Hi I’m Pierrick Picaut!
I’m a 3D freelancer working mainly with blender on video productions, industrial design and I’m also a Blender Foundation certified trainer. I graduated in graphic design more than a decade ago and came to 3D like 5 or 6 years ago. I’m currently working on a new commercial video and as a character rigger and animator for a video game.
This piece was done as a training purpose to set better workflow before preparing a new character creation/animation course. I love creature box design as they have strong style and lines that are easy to translate into 3D. I’ve done a first piece several month ago which received quite a nice interest from the community.
For the Whale-Creature model, I focused on using mainly Blender for the whole workflow. I’ve started with dynamic topology sculpting which allow you to generate geometry on the fly as would ZBrush dynamesh. One of the benefit of blender is that you can have heterogeneous mesh density while using this tool and it updates on the fly. I’ve sculpted body and limbs separately to help me reaching occluded areas of the model like the inside of the arms and legs.
Once I was happy with the base sculpt, I go over retopology using face snapping tool. I didn’t go for a very accurate topology as the model wasn’t done for animation. Once done, I combine the multi-resolution modifier with a shrink wrap modifier to source the details from the dyntopo sculpt. I then do some sculpting refinement and start adding details like the nails, teeth and small shells.
For the rope creation, I’ve created a rope section that was able to merge when combined with an array modifier (allowing you to create multiple copies of the mesh along any axis) and combines it with a curve deformation modifier to wrap it around the character.
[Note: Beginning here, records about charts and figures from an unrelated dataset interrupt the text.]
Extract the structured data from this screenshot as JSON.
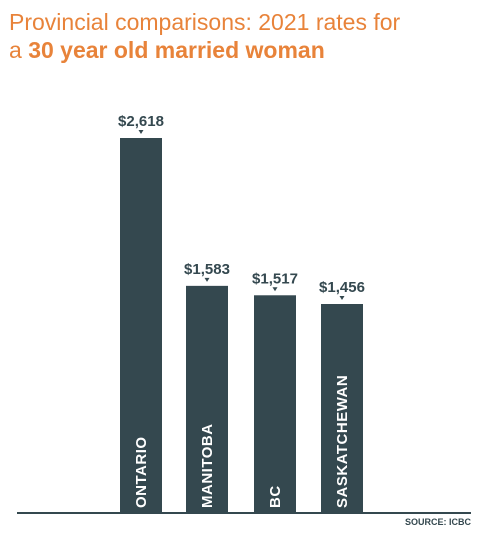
{
  "header": {
    "title_line_1": "Provincial comparisons: 2021 rates for",
    "title_line_2_prefix": "a ",
    "title_line_2_emphasis": "30 year old married woman"
  },
  "footer": {
    "source": "SOURCE: ICBC"
  },
  "colors": {
    "bar": "#34484f",
    "title": "#e8833a",
    "label": "#ffffff",
    "baseline": "#34484f"
  },
  "chart_data": {
    "type": "bar",
    "title": "Provincial comparisons: 2021 rates for a 30 year old married woman",
    "categories": [
      "ONTARIO",
      "MANITOBA",
      "BC",
      "SASKATCHEWAN"
    ],
    "values": [
      2618,
      1583,
      1517,
      1456
    ],
    "value_labels": [
      "$2,618",
      "$1,583",
      "$1,517",
      "$1,456"
    ],
    "ylim": [
      0,
      2618
    ],
    "grid": false,
    "legend": "none",
    "source": "SOURCE: ICBC"
  }
}
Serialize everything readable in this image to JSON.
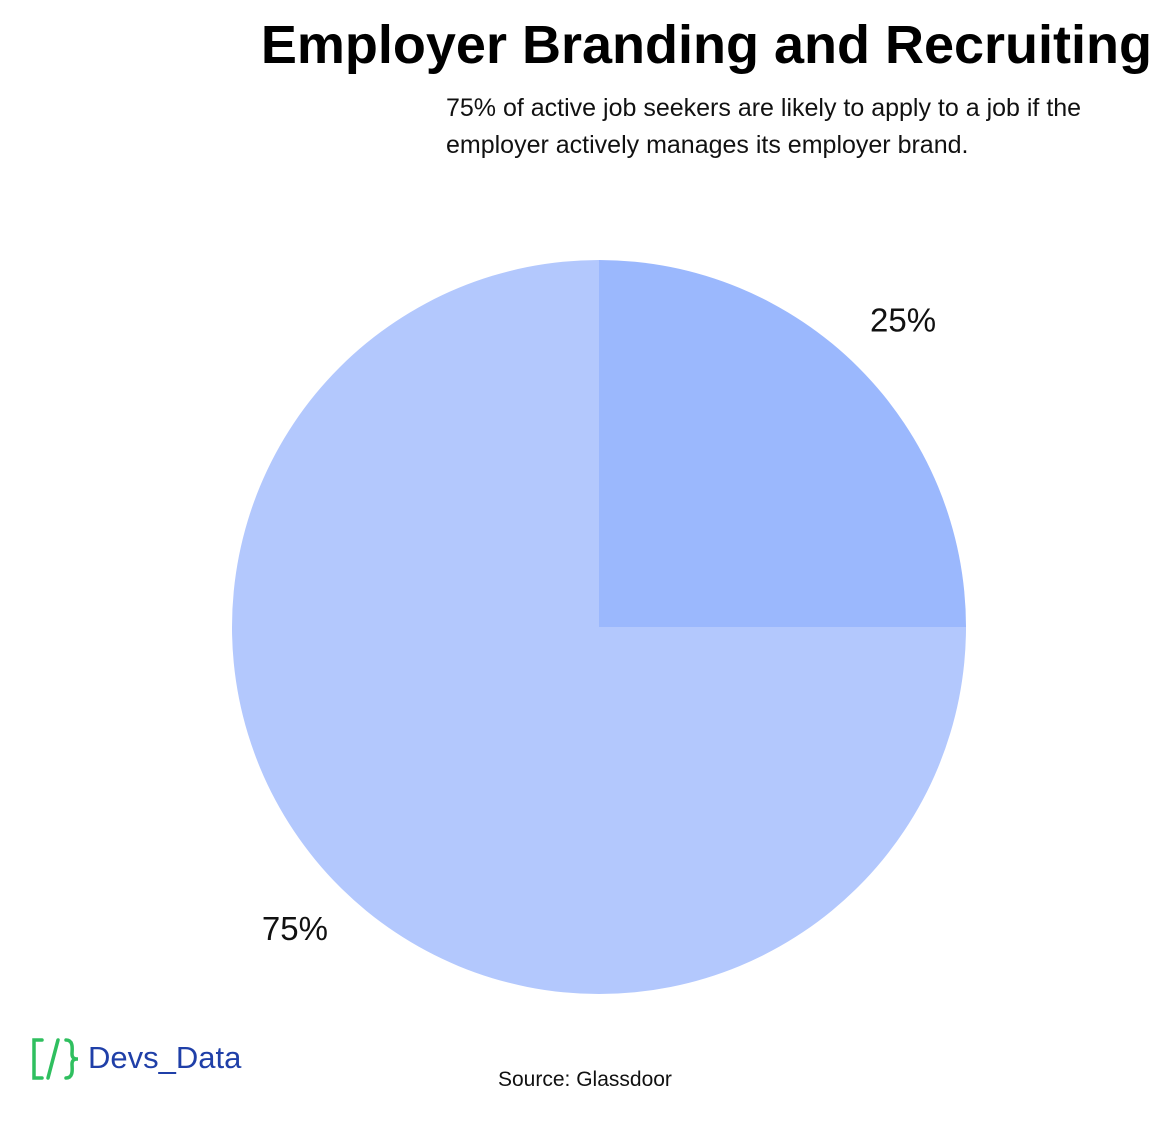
{
  "chart_data": {
    "type": "pie",
    "title": "Employer Branding and Recruiting",
    "subtitle": "75% of active job seekers are likely to apply to a job if the employer actively manages its employer brand.",
    "values": [
      25,
      75
    ],
    "value_labels": [
      "25%",
      "75%"
    ],
    "colors": [
      "#9bb8fd",
      "#b3c8fd"
    ],
    "source": "Source: Glassdoor"
  },
  "logo": "Devs_Data"
}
For the spear modeling, I’ve directly box modeled it and then go into some multi-resolution sculpting.
Once done I’ve unwrapped the character and items trying to put them on the same UVmap to avoid having thousand texture maps to deal with later on as I was planning to upload it to Sketchfab and have a try on the new blender Eevee real time PBR engine.
I’ve painted a very simple colour map and then combined it with baked ambient occlusion and curvature map. I’ve also painted a roughness map and a subsurface scattering scale map.
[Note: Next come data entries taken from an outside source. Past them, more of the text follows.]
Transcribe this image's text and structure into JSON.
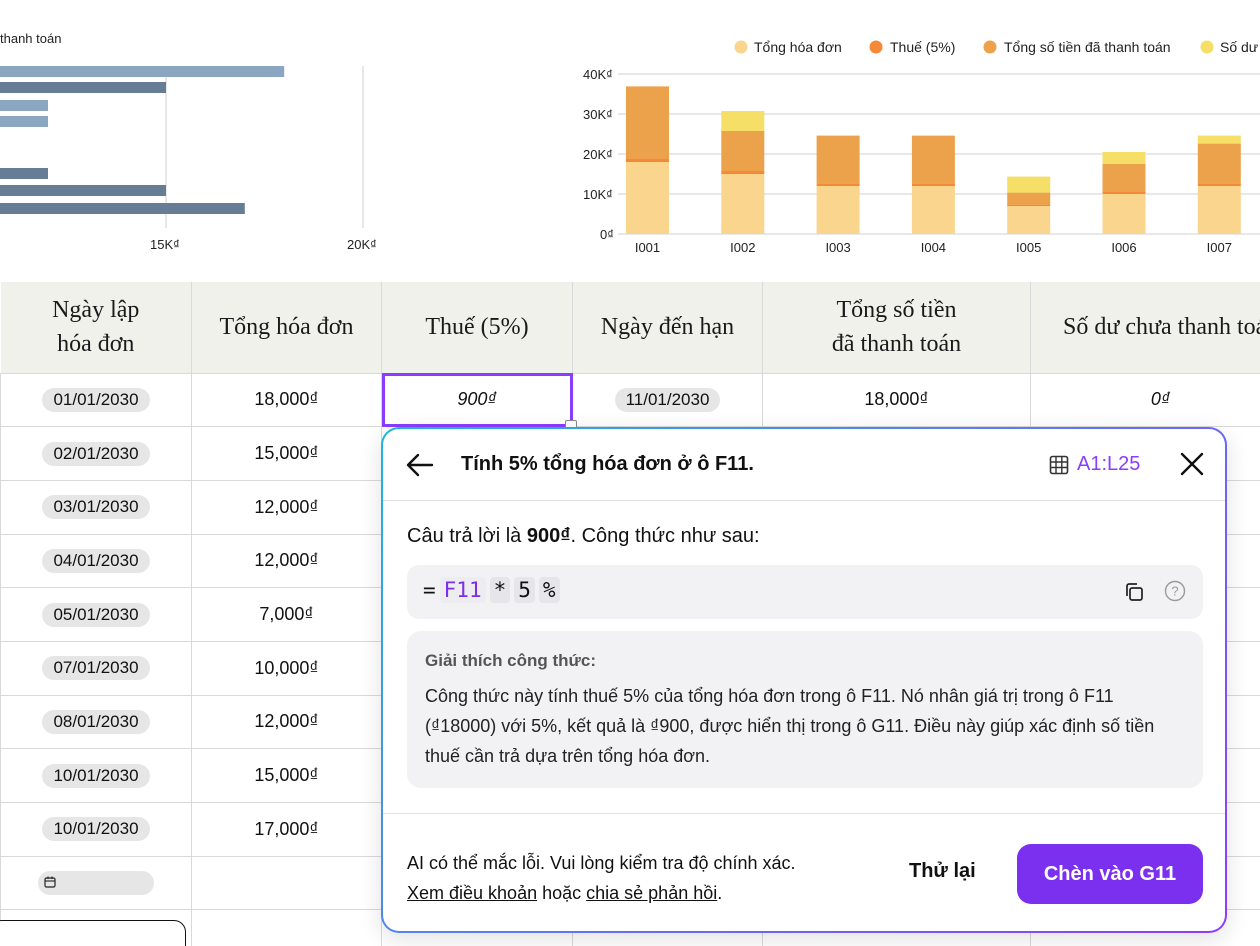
{
  "left_chart": {
    "legend_fragment": "thanh toán",
    "x_ticks": [
      "15K₫",
      "20K₫"
    ]
  },
  "right_chart": {
    "legend": [
      {
        "label": "Tổng hóa đơn",
        "color": "#f9d58e"
      },
      {
        "label": "Thuế (5%)",
        "color": "#f48a37"
      },
      {
        "label": "Tổng số tiền đã thanh toán",
        "color": "#eca24a"
      },
      {
        "label": "Số dư",
        "color": "#f6df66"
      }
    ],
    "y_ticks": [
      "40K₫",
      "30K₫",
      "20K₫",
      "10K₫",
      "0₫"
    ]
  },
  "chart_data": [
    {
      "type": "bar",
      "orientation": "horizontal",
      "x_ticks": [
        "15K₫",
        "20K₫"
      ],
      "series": [
        {
          "values": [
            18000,
            15000,
            12000,
            12000,
            10000,
            15000,
            17000
          ]
        }
      ]
    },
    {
      "type": "bar",
      "stacked": true,
      "categories": [
        "I001",
        "I002",
        "I003",
        "I004",
        "I005",
        "I006",
        "I007"
      ],
      "ylim": [
        0,
        40000
      ],
      "series": [
        {
          "name": "Tổng hóa đơn",
          "values": [
            18000,
            15000,
            12000,
            12000,
            7000,
            10000,
            12000
          ]
        },
        {
          "name": "Thuế (5%)",
          "values": [
            900,
            750,
            600,
            600,
            350,
            500,
            600
          ]
        },
        {
          "name": "Tổng số tiền đã thanh toán",
          "values": [
            18000,
            10000,
            12000,
            12000,
            3000,
            7000,
            10000
          ]
        },
        {
          "name": "Số dư",
          "values": [
            0,
            5000,
            0,
            0,
            4000,
            3000,
            2000
          ]
        }
      ]
    }
  ],
  "table": {
    "headers": [
      "Ngày lập\nhóa đơn",
      "Tổng hóa đơn",
      "Thuế (5%)",
      "Ngày đến hạn",
      "Tổng số tiền\nđã thanh toán",
      "Số dư chưa thanh toán"
    ],
    "rows": [
      {
        "date": "01/01/2030",
        "total": "18,000₫",
        "tax": "900₫",
        "due": "11/01/2030",
        "paid": "18,000₫",
        "balance": "0₫"
      },
      {
        "date": "02/01/2030",
        "total": "15,000₫"
      },
      {
        "date": "03/01/2030",
        "total": "12,000₫"
      },
      {
        "date": "04/01/2030",
        "total": "12,000₫"
      },
      {
        "date": "05/01/2030",
        "total": "7,000₫"
      },
      {
        "date": "07/01/2030",
        "total": "10,000₫"
      },
      {
        "date": "08/01/2030",
        "total": "12,000₫"
      },
      {
        "date": "10/01/2030",
        "total": "15,000₫"
      },
      {
        "date": "10/01/2030",
        "total": "17,000₫"
      }
    ]
  },
  "panel": {
    "title": "Tính 5% tổng hóa đơn ở ô F11.",
    "range": "A1:L25",
    "answer_prefix": "Câu trả lời là ",
    "answer_value": "900₫",
    "answer_suffix": ". Công thức như sau:",
    "formula": {
      "eq": "=",
      "ref": "F11",
      "op": "*",
      "num": "5",
      "pct": "%"
    },
    "explain_title": "Giải thích công thức:",
    "explain_body": "Công thức này tính thuế 5% của tổng hóa đơn trong ô F11. Nó nhân giá trị trong ô F11 (₫18000) với 5%, kết quả là ₫900, được hiển thị trong ô G11. Điều này giúp xác định số tiền thuế cần trả dựa trên tổng hóa đơn.",
    "disclaimer_line1": "AI có thể mắc lỗi. Vui lòng kiểm tra độ chính xác.",
    "terms_link": "Xem điều khoản",
    "or_text": " hoặc ",
    "feedback_link": "chia sẻ phản hồi",
    "period": ".",
    "retry_label": "Thử lại",
    "insert_label": "Chèn vào G11"
  }
}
All map were edited and combine in blender using cycles node editor.
I’ve then set a simple lighting setup using an HDRi map and few emission planes for rim lighting and go for a pair of cycles renders that I’ve post processed in photoshop combining AO, beauty pass and some colour pass.
Once done with this I’ve given Eevee a try with a downloaded WIP build of Blender 2.80
It’s pretty close to a sketchfab editing so I wasn’t totally lost even if the UI is quite different from the current Blender official releases.
I’ve exported a short turn table that can be seen in my making of video.
I finally setup a Sketchfab export and edited the Sketchfab model as I would do using environmental lighting and using additional lamps to create rim lighting.
Beyond being an incredible tool to showcase models, Sketchfab really got me to understand PBR workflow. It’s becoming an universal process and unifies engines workflow.
Sketchfab latest updates are also just awesome and I just fell in love with the Lily & Snout project. It makes you feel like a young child again! And this what I do this job, keeping a young state of mind when watching 3D art.